She laughs, “You haven’t called me that since Sci-Ops.”
“Yeah well I remember someone saying that she wanted to be called Simmons from now on when we got on the bus.”
“And you made it clear, that under no circumstance, nobody know your real name was Leopold.”
“And yet, Skye found out,” he sighed, “Are we going to do this or not?”
Jemma reaches out and takes his hand, her fingers lacing through his. She’s shaking slightly, he realizes, and while he might not have a fear of water (even if he should) she obviously does.
“This isn’t like last time,” he promises her, his tone light, “We’re both coming back out on two feet.”
“Right,” she says, nodding. “Let’s do this.”
They take several steps, until the ocean water laps at their toes, as cold as a bucket of ice. Jemma shivers, but takes several steps in, until it’s reaching mid thigh. If it was before, he probably would have pushed her into the water with a laugh, but now he just leans on her for support, and she leans on him.
“Further,” she says, her voice cracking slightly, and he can see the beginning of tears in her eyes, “If I don’t do it know, I won’t ever do it.”
“Okay,” he says, tightening his grip on her hand and meandering deeper. Now it reaches up to his knees, the bottom of his PJ bottoms getting wet. She steps in, and then takes several more steps, letting go of his hand and moving until she’s waist high.
It suddenly strikes him how very beautiful she is, standing silhouetted against the early morning sky, her hair messy, her cheeks pink, and up to her waist, shaking from cold and nerves.
He wants to tell her but instead asks a question. “Are you okay?”
“I don’t know,” she says, and he can hear her breathing, coming harsh. “The sand feels weird.”
He laughs, and steps in until he’s with her. “You know,” he says, “If we stay too much longer, a wave is bound to get us totally wet.”
She laughs, and turns back up to look at him, all brown eyes and raw nerves and brokenness, but she’s still his best friend.
“How about it Leopold Fitz?” she asks, “Do you want to wait out this wave with me?”
(Around an hour later, they get back to the camper shivering and giggling, and Skye questions their sanity while she uses her powers to dry them off.)
vii. “how was simmons?”
“amazingly resilient.”
“she’s just a kid.”
After the morning in the ocean, Jemma doesn’t go in the water again. She doesn’t mind sitting on the outskirts, talking to Lincoln and watching as Skye and Fitz mess around.
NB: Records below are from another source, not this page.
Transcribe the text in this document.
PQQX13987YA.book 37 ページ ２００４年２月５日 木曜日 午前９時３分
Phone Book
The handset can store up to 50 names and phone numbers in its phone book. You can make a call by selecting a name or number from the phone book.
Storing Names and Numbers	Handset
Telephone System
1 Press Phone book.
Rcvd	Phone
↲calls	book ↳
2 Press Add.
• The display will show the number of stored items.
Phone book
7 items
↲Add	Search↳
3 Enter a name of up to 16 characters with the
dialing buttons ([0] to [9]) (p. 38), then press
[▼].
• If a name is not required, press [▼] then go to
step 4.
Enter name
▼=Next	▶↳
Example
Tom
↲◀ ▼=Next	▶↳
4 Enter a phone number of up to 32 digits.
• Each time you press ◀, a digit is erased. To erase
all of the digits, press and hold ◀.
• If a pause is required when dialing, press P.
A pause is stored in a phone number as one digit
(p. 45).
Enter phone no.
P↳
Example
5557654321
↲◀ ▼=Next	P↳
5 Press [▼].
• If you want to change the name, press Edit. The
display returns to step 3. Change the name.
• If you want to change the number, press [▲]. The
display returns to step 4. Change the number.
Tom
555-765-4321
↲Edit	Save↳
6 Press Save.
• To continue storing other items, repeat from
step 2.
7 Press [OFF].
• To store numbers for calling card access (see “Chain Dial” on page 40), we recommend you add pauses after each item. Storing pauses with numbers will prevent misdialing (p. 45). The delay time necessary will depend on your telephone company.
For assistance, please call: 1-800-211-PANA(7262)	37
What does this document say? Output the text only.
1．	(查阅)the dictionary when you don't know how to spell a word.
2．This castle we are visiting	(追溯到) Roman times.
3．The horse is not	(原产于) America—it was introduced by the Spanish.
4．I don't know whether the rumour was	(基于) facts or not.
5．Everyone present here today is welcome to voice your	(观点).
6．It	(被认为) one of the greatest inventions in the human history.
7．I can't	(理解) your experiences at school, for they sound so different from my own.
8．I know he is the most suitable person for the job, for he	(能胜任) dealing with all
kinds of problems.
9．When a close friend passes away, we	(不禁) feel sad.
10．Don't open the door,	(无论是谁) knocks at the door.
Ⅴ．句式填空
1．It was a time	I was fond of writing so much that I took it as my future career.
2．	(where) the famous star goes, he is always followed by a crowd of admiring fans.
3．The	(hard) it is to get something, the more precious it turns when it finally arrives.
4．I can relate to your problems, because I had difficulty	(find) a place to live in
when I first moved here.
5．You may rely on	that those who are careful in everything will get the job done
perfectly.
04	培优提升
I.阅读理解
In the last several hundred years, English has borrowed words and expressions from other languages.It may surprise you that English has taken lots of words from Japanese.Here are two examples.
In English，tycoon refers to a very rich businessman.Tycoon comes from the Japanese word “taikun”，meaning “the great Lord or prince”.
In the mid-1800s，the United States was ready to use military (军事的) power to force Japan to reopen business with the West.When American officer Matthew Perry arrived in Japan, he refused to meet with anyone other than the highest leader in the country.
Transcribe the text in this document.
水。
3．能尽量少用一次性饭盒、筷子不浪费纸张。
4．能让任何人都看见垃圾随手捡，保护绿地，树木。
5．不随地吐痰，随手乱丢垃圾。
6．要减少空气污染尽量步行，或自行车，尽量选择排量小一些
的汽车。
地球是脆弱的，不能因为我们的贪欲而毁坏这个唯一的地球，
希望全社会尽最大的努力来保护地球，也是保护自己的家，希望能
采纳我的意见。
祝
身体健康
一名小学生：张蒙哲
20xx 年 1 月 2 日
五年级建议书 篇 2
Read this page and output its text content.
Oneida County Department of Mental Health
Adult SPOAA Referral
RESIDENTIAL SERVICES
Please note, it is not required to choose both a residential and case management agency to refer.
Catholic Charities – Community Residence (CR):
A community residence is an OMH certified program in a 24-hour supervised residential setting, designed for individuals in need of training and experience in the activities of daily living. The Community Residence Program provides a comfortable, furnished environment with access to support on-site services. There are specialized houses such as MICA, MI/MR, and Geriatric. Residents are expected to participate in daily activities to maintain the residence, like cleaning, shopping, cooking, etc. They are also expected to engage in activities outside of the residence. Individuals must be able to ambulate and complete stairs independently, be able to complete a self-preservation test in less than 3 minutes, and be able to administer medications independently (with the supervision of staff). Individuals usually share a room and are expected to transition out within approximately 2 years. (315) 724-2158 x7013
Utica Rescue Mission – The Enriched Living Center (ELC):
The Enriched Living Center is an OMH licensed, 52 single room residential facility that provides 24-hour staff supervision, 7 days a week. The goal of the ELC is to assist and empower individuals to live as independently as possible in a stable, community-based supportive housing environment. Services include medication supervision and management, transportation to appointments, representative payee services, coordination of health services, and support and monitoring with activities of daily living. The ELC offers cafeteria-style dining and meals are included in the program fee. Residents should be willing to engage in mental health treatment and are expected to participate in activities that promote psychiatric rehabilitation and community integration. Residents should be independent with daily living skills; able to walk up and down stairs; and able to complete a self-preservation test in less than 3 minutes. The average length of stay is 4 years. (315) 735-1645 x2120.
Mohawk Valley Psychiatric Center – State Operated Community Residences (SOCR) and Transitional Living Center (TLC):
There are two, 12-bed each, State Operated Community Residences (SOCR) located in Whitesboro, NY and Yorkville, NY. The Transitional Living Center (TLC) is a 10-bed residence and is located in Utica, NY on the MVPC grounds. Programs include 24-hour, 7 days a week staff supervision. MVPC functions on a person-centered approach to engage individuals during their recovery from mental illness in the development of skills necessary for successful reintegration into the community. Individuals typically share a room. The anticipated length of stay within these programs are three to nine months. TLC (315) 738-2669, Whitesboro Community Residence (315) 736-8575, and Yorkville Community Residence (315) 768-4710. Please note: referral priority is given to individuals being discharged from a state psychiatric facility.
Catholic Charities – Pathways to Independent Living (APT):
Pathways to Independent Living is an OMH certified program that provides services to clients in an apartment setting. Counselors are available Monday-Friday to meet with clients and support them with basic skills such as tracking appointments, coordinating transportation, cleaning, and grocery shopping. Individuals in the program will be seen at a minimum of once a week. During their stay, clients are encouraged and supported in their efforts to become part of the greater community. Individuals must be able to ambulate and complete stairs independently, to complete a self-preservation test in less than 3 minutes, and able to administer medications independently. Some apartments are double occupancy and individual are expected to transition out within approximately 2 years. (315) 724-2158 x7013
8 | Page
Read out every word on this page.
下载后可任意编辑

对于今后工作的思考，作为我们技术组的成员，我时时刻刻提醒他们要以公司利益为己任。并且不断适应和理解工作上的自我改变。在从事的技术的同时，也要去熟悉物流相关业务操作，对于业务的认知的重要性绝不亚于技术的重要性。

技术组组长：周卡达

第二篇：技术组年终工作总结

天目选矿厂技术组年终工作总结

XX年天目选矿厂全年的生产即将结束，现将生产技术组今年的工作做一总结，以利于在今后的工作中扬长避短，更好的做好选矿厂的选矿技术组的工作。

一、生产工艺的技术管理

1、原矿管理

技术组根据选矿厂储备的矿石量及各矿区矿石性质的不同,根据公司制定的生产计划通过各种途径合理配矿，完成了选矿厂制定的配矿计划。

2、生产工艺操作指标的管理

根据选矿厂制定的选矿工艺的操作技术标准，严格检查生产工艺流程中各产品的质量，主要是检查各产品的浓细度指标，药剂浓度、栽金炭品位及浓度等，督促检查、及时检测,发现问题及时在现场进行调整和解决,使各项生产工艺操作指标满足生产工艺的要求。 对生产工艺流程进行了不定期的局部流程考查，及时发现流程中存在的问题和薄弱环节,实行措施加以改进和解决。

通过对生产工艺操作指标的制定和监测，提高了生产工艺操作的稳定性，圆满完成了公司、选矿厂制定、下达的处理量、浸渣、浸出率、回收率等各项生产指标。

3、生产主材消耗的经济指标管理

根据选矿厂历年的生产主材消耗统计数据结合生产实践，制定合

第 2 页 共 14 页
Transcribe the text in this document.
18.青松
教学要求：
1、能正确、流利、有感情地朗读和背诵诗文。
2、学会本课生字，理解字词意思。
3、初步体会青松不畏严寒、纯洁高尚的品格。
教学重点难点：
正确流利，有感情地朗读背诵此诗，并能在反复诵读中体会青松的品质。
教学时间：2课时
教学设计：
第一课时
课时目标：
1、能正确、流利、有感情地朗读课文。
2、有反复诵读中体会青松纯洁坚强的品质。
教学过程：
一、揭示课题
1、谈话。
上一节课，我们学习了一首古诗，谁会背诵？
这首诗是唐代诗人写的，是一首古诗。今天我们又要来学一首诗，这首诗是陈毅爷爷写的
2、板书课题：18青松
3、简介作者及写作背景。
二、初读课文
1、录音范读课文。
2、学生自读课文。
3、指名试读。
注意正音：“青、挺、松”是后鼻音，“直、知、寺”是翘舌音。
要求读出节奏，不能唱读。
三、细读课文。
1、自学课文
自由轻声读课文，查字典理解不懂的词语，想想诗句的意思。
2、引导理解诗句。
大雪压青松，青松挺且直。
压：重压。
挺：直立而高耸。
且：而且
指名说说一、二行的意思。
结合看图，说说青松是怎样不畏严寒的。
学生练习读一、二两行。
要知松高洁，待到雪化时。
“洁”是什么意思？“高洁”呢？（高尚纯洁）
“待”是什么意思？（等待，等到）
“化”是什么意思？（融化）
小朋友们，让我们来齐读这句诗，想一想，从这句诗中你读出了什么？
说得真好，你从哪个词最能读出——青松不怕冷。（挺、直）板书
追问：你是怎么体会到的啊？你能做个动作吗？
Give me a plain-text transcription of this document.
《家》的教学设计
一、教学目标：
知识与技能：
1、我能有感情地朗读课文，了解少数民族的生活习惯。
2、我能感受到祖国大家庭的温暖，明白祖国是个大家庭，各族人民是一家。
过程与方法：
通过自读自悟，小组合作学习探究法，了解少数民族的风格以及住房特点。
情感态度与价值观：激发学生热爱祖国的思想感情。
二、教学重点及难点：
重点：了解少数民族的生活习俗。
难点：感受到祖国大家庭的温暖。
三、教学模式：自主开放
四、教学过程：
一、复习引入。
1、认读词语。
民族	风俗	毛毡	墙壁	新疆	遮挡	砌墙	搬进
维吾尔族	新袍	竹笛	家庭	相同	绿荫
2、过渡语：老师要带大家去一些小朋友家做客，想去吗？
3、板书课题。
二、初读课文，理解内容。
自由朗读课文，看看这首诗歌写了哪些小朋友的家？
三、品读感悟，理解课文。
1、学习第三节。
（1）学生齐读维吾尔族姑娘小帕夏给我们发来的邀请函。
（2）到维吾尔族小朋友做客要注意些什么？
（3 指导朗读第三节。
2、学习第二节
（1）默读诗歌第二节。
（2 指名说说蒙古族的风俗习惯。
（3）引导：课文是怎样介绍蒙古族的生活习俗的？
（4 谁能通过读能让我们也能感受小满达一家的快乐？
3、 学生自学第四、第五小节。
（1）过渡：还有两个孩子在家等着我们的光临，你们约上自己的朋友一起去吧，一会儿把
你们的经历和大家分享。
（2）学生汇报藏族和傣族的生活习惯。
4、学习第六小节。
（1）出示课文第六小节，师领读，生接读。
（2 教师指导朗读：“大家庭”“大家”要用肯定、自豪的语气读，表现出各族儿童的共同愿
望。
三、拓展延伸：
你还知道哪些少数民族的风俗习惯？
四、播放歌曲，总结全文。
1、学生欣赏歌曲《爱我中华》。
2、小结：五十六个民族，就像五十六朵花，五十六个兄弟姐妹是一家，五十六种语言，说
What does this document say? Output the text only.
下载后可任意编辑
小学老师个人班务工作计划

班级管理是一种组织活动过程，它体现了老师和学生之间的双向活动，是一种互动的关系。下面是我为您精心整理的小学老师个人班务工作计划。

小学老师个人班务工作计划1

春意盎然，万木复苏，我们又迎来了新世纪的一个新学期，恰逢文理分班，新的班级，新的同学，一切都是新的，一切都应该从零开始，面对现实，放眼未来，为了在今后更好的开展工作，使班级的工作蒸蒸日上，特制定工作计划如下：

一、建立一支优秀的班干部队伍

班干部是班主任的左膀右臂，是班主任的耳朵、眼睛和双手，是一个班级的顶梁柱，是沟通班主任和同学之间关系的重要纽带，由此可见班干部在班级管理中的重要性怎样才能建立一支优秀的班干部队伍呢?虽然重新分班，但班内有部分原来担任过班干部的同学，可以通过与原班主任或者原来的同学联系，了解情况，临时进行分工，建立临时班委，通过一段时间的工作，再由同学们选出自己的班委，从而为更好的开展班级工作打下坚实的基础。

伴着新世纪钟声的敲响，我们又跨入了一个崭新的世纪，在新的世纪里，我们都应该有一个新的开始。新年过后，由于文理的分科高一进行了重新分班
Sometimes none of them go into water, and they just walk around on the beach, drawing shapes in the sand and scaring their fellow campers.
It’s on the fourth day that they run out of cereal, and they decide to make a trip to the local grocery store.
Jemma, being the careful person she is, makes a list before they go – including just the general things they want (not necessarily need.)
“Can you add a hair dryer to the list?” Skye asks on the way over.
“Why do you want a hair dryer?”
“To replace me!” Skye says, “I mean, I basically am your personal hair dryer. Lincoln literally asked me to dry his hair the other day.”
“It was wet!” Lincoln protests, “It’s not my fault your powers come in handy. And may I remind you who kept the lights on last night?”
“Actually that was Fitz,” Jemma reminds him, “He fixed them.”
“Yep, that’s right,” Skye trills, and Jemma smiles to herself.
“Everyone needs to be very controlled here,” she reminds them, “Don’t go running amok or using your powers or building a device to steal a monkey –“
“Already done,” Fitz mutters, but she ignores him.
“And nothing that’s not on the list.”
“Okay, okay,” Skye says, rolling her eyes. “We’ve got it Jemma.”
* * *
“Where’s Skye and Fitz?” Jemma asks suddenly, looking up from her list with a frown. Lincoln (the only other responsible one here she swears to god) looks up from where he’s examining a box of pasta.
“Shit,” he swears, “They were just here.”
Just as the words leave his mouth, a large crash sounds from several aisles down, and the sound of a scottish man swearing.
There was a moment when Lincoln just looks at Jemma, and she just looks at him, and they sort of inwardly sigh before heading to the source of the noise.
Skye and Fitz are both sitting amongst a mess of cans, which have obviously been knocked off of the shelf that’s just collapsed , but it’s missed them by inches. (Jemma suspects that Skye was to blame for this one.)
“Oh dear!” a shop attendant shrieks, “I thought the shelves were bolted down!”
Jemma notices Fitz tucking some bolts into his pocket, a sheepish looking expression on his face.
“Is everyone okay?” she asks loudly, leaning down to help up Fitz.
“Oh dear, well we’ll pay for all your groceries and everything,” the shop attendant says hurriedly.
“Oh I’m sure there’s no need for that,” Jemma says, but the shop attendant insists.
“They could have been seriously injured!”
“Yeah Jemma,” Skye says, “That nearly took off my head.”
She hears a sort of cough from behind her and looks around to see Lincoln fighting off a smile.
“Oh fine,” she says, pushing the cart towards the woman, “That it would be lovely.”
She’s totally prepared to be angry and disapproving when they get in the car, but all it takes is –
“I’m sorry,” Fitz says, “I said I needed bolts for something, but I didn’t mean –“
“It was the quickest way to get them,” Skye says, shrugging. “Besides – we’ve saved the world several times. What is a fallen grocery shelf going to do to anyone?”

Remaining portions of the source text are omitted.